Es gilt - mal wieder - sämtliche Klischees prolligen Hirnlos-Deutschraps zu bedienen, zu überzeichnen und mit Fingerspitzengefühlt ins Lächerliche zu ziehen. Eine Praxis, die K.I.Z. etabliert und zur Perfektion geführt haben - schwierig, da mitzuziehen. Denn auch wenn die vier Herren das möglicherweise gar nicht beabsichtigen, drängt sich der K.I.Z.-Vergleich auf wie leichtbekleidete Damen auf einem Trailerpark-Konzert. Die ganze Attitüde erinnert deutlich an die Kannibalen in Zivil, und dass diese beiden Boygroups tatsächlich hervorragend harmonieren können, zeigt "U-Bahn Schläger", das mit K.I.Z.-Feature eines der Highlights auf "Crackstreet boys 2" abgibt.
Während sich die vier Rapper mit "ein bisschen Ei-Liner, ein bisschen Gliedschatten" verschönern, sterben Kindersoldaten in der dritten Welt - wen juckt's, fragen sie sich befremdlicherweise und skandieren, es sei ihnen "Immer noch egal". Schließlich sind auch wir Deutschen nicht verschont geblieben: "Mann, wir litten auch unter dem Krieg / Denn mein Opa ist gefallen / Und verstauchte sich das Knie." Solch bitterböse Sarkasmus-Schwergewichte funktionieren, weil Trailerpark sie ohne mit der Wimper zu zucken gnadenlos durchziehen.
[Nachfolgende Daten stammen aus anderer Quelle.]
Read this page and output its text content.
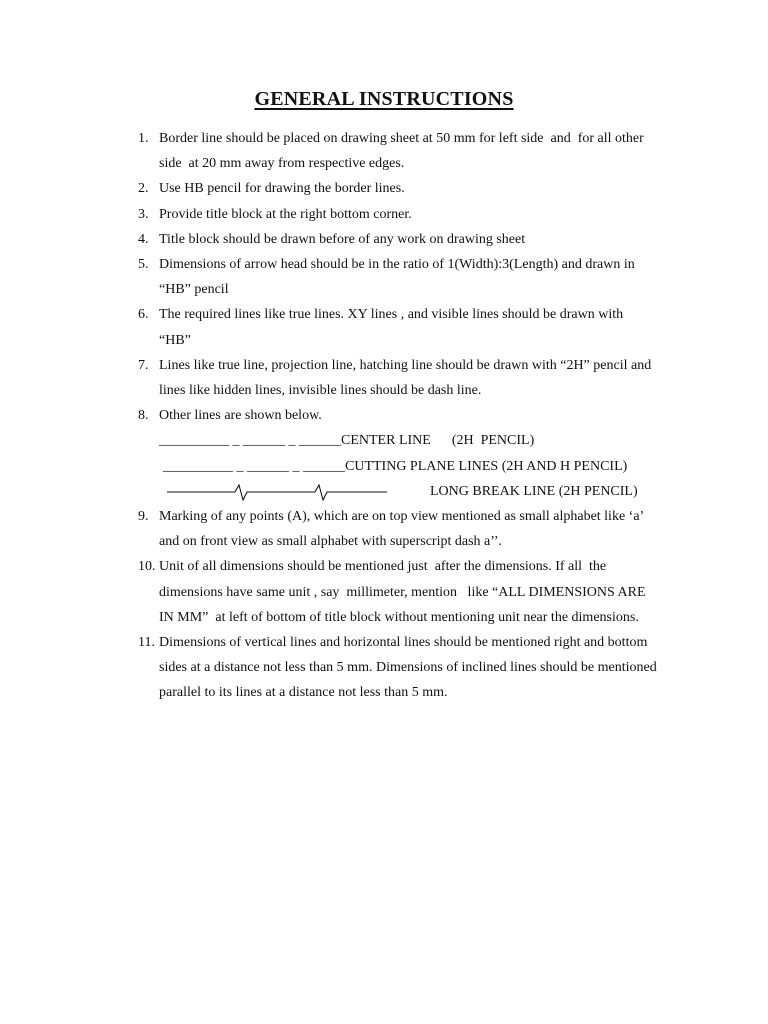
GENERAL INSTRUCTIONS
1. Border line should be placed on drawing sheet at 50 mm for left side  and  for all other side  at 20 mm away from respective edges.
2. Use HB pencil for drawing the border lines.
3. Provide title block at the right bottom corner.
4. Title block should be drawn before of any work on drawing sheet
5. Dimensions of arrow head should be in the ratio of 1(Width):3(Length) and drawn in “HB” pencil
6. The required lines like true lines. XY lines , and visible lines should be drawn with “HB”
7. Lines like true line, projection line, hatching line should be drawn with “2H” pencil and lines like hidden lines, invisible lines should be dash line.
8. Other lines are shown below.
__________ _ ______ _ ______CENTER LINE      (2H  PENCIL)
__________ _ ______ _ ______CUTTING PLANE LINES (2H AND H PENCIL)
LONG BREAK LINE (2H PENCIL)
9. Marking of any points (A), which are on top view mentioned as small alphabet like ‘a’  and on front view as small alphabet with superscript dash a’’.
10. Unit of all dimensions should be mentioned just  after the dimensions. If all  the dimensions have same unit , say  millimeter, mention   like “ALL DIMENSIONS ARE IN MM”  at left of bottom of title block without mentioning unit near the dimensions.
11. Dimensions of vertical lines and horizontal lines should be mentioned right and bottom sides at a distance not less than 5 mm. Dimensions of inclined lines should be mentioned parallel to its lines at a distance not less than 5 mm.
Der Rüpelhumor kommt ebenfalls nicht zu kurz: "Nothammer ins Gesicht / Hör' mal, wer da hämmert / Ich kenn dich noch nicht lang / Doch du hast dich ganz schön verändert." Und zumindest ein Track soll dem Albumtitel auch musikalisch gerecht werden: "Pokémonkarten" ist nicht ganz Backstreet Boys, aber doch gefährlich nah dran. Abgesehen vom Text, versteht sich.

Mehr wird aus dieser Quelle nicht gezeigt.